Ведь все такого рода распоряжения шли от государя через Приказ тайных дел, и распускать сейчас язык — значило наживать себе на голову неприятности. Кто его, Гвоздя, разберет — может, и проверяет?

— Ты-то еще, светик, молод, а годочка через два-три будут и тебя посылать с письмами, — пообещал Гвоздь. — А то еще и мешок денег воеводе отвезти! Ежели хорошо себя проявишь. А знаешь, сколько дают стряпчему конюху в дорогу, скажем, до Смоленска и обратно? Рубль!
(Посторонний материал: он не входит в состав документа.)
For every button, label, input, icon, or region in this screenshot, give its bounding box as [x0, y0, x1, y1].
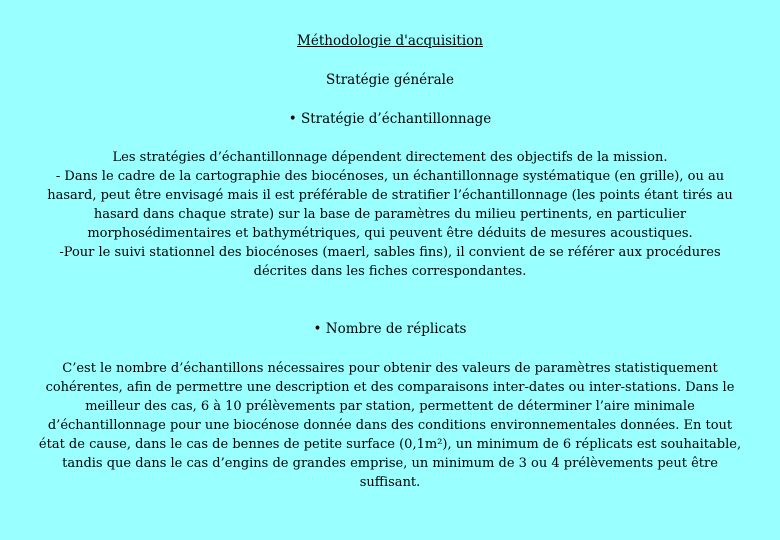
paragraph-line: décrites dans les fiches correspondantes. — [253, 264, 527, 279]
paragraph-line: Les stratégies d’échantillonnage dépendent directement des objectifs de la mission. — [112, 150, 668, 165]
paragraph-line: morphosédimentaires et bathymétriques, qui peuvent être déduits de mesures acoustiques. — [87, 226, 693, 241]
paragraph-line: C’est le nombre d’échantillons nécessaires pour obtenir des valeurs de paramètres statistiquement — [62, 361, 718, 376]
paragraph-line: hasard dans chaque strate) sur la base de paramètres du milieu pertinents, en particulier — [93, 207, 687, 222]
paragraph-line: tandis que dans le cas d’engins de grandes emprise, un minimum de 3 ou 4 prélèvements peut être — [62, 456, 718, 471]
sampling-strategy-paragraph — [34, 148, 746, 281]
paragraph-line: -Pour le suivi stationnel des biocénoses (maerl, sables fins), il convient de se référer aux procédures — [59, 245, 721, 260]
section-heading-sampling-strategy: • Stratégie d’échantillonnage — [288, 111, 492, 127]
paragraph-line: meilleur des cas, 6 à 10 prélèvements par station, permettent de déterminer l’aire minimale — [85, 399, 695, 414]
paragraph-line: cohérentes, afin de permettre une description et des comparaisons inter-dates ou inter-stations. Dans le — [45, 380, 735, 395]
document-subtitle: Stratégie générale — [326, 72, 454, 88]
document-title: Méthodologie d'acquisition — [297, 33, 483, 49]
paragraph-line: suffisant. — [359, 475, 421, 490]
section-heading-replicates: • Nombre de réplicats — [313, 321, 467, 337]
paragraph-line: - Dans le cadre de la cartographie des biocénoses, un échantillonnage systématique (en grille), ou au — [55, 169, 725, 184]
paragraph-line: d’échantillonnage pour une biocénose donnée dans des conditions environnementales données. En tout — [47, 418, 733, 433]
paragraph-line: hasard, peut être envisagé mais il est préférable de stratifier l’échantillonnage (les points étant tirés au — [47, 188, 733, 203]
paragraph-line: état de cause, dans le cas de bennes de petite surface (0,1m²), un minimum de 6 réplicats est souhaitable, — [38, 437, 742, 452]
replicates-paragraph — [30, 359, 750, 492]
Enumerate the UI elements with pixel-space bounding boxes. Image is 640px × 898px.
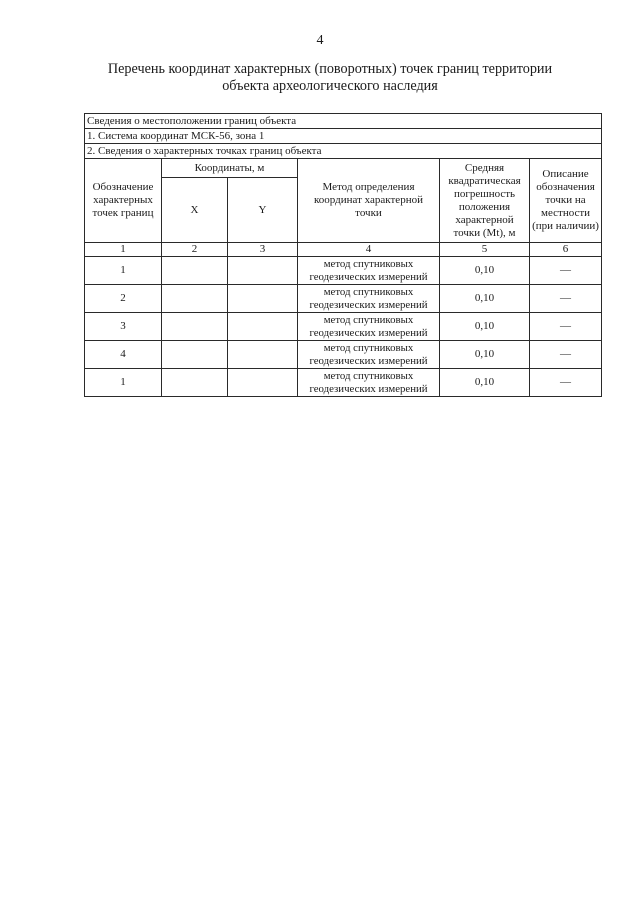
section-points: 2. Сведения о характерных точках границ объекта — [85, 144, 602, 159]
point-id: 1 — [85, 257, 162, 285]
point-id: 2 — [85, 285, 162, 313]
column-number: 3 — [228, 243, 298, 257]
description-value: — — [530, 313, 602, 341]
method-line-2: геодезических измерений — [309, 382, 428, 395]
description-value: — — [530, 369, 602, 397]
section-location: Сведения о местоположении границ объекта — [85, 114, 602, 129]
method-line-1: метод спутниковых — [323, 258, 414, 270]
coord-y — [228, 285, 298, 313]
error-value: 0,10 — [440, 341, 530, 369]
coord-x — [162, 313, 228, 341]
page-title — [60, 61, 600, 95]
coord-y — [228, 257, 298, 285]
column-number: 1 — [85, 243, 162, 257]
method-line-2: геодезических измерений — [309, 298, 428, 311]
method-line-2: геодезических измерений — [309, 326, 428, 339]
table-row — [85, 285, 602, 313]
point-id: 4 — [85, 341, 162, 369]
header-coordinates: Координаты, м — [162, 159, 298, 178]
table-row — [85, 341, 602, 369]
column-number: 6 — [530, 243, 602, 257]
header-y: Y — [228, 178, 298, 243]
column-number: 5 — [440, 243, 530, 257]
error-value: 0,10 — [440, 313, 530, 341]
section-coordinate-system: 1. Система координат МСК-56, зона 1 — [85, 129, 602, 144]
method-cell — [298, 313, 440, 341]
method-line-1: метод спутниковых — [323, 370, 414, 382]
method-cell — [298, 341, 440, 369]
coord-x — [162, 341, 228, 369]
coordinates-table — [84, 113, 602, 397]
column-number: 2 — [162, 243, 228, 257]
header-x: X — [162, 178, 228, 243]
coord-x — [162, 285, 228, 313]
table-row — [85, 369, 602, 397]
table-row — [85, 257, 602, 285]
method-line-1: метод спутниковых — [323, 286, 414, 298]
error-value: 0,10 — [440, 257, 530, 285]
page-number: 4 — [316, 33, 324, 48]
method-line-2: геодезических измерений — [309, 270, 428, 283]
description-value: — — [530, 285, 602, 313]
column-number: 4 — [298, 243, 440, 257]
header-designation: Обозначение характерных точек границ — [85, 159, 162, 243]
method-cell — [298, 257, 440, 285]
coord-x — [162, 257, 228, 285]
title-line-2: объекта археологического наследия — [222, 78, 438, 94]
title-line-1: Перечень координат характерных (поворотных) точек границ территории — [107, 61, 553, 77]
point-id: 3 — [85, 313, 162, 341]
table-row — [85, 313, 602, 341]
method-line-1: метод спутниковых — [323, 314, 414, 326]
coord-y — [228, 341, 298, 369]
coord-y — [228, 369, 298, 397]
method-line-2: геодезических измерений — [309, 354, 428, 367]
method-line-1: метод спутниковых — [323, 342, 414, 354]
error-value: 0,10 — [440, 285, 530, 313]
coord-y — [228, 313, 298, 341]
error-value: 0,10 — [440, 369, 530, 397]
description-value: — — [530, 341, 602, 369]
header-method: Метод определения координат характерной точки — [298, 159, 440, 243]
header-error: Средняя квадратическая погрешность положения характерной точки (Mt), м — [440, 159, 530, 243]
coord-x — [162, 369, 228, 397]
point-id: 1 — [85, 369, 162, 397]
description-value: — — [530, 257, 602, 285]
method-cell — [298, 285, 440, 313]
method-cell — [298, 369, 440, 397]
header-description: Описание обозначения точки на местности (при наличии) — [530, 159, 602, 243]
Тут за рубль в лепешку разобьешься, а конюх с грамоткой проехался взад-вперед, и на тебе — рубль!

— Рубль — это дело, — согласился Данилка, за последние годы не державший в руке и полушки.

— Так что служи государю что есть сил — он в долгу не останется! — неожиданно заключил Гвоздь.

— Да уж служу! — воскликнул Данилка, сразу вспомнив проклятый водогрейный очаг.

— А я и вижу! — доверительно произнес Гвоздь. — Вот ведь как Бог-то людей одного к другому направляет! Вон Илейка… Спишь, Илейка, что ли?

Подхалюга действительно заснул, но странным образом — откинувшись назад и приоткрыв рот. В руке он сжимал недоеденный пирог.

— Куда ж я его такого поволоку? — сам себя спросил Гвоздь. — Он же меня вдвое тяжелее! Помоги, Ивашка! А я иным разом тебе помогу! Не жить же ему теперь в кружале до Судного дня!

— А тому, кто питуха из кружала выводит, ничего не бывает? — на всякий случай спросил Данилка.

Он слыхал, что в государевом указе были всякие кары для тех, кто мешает человеку пропивать все имущество вплоть до креста.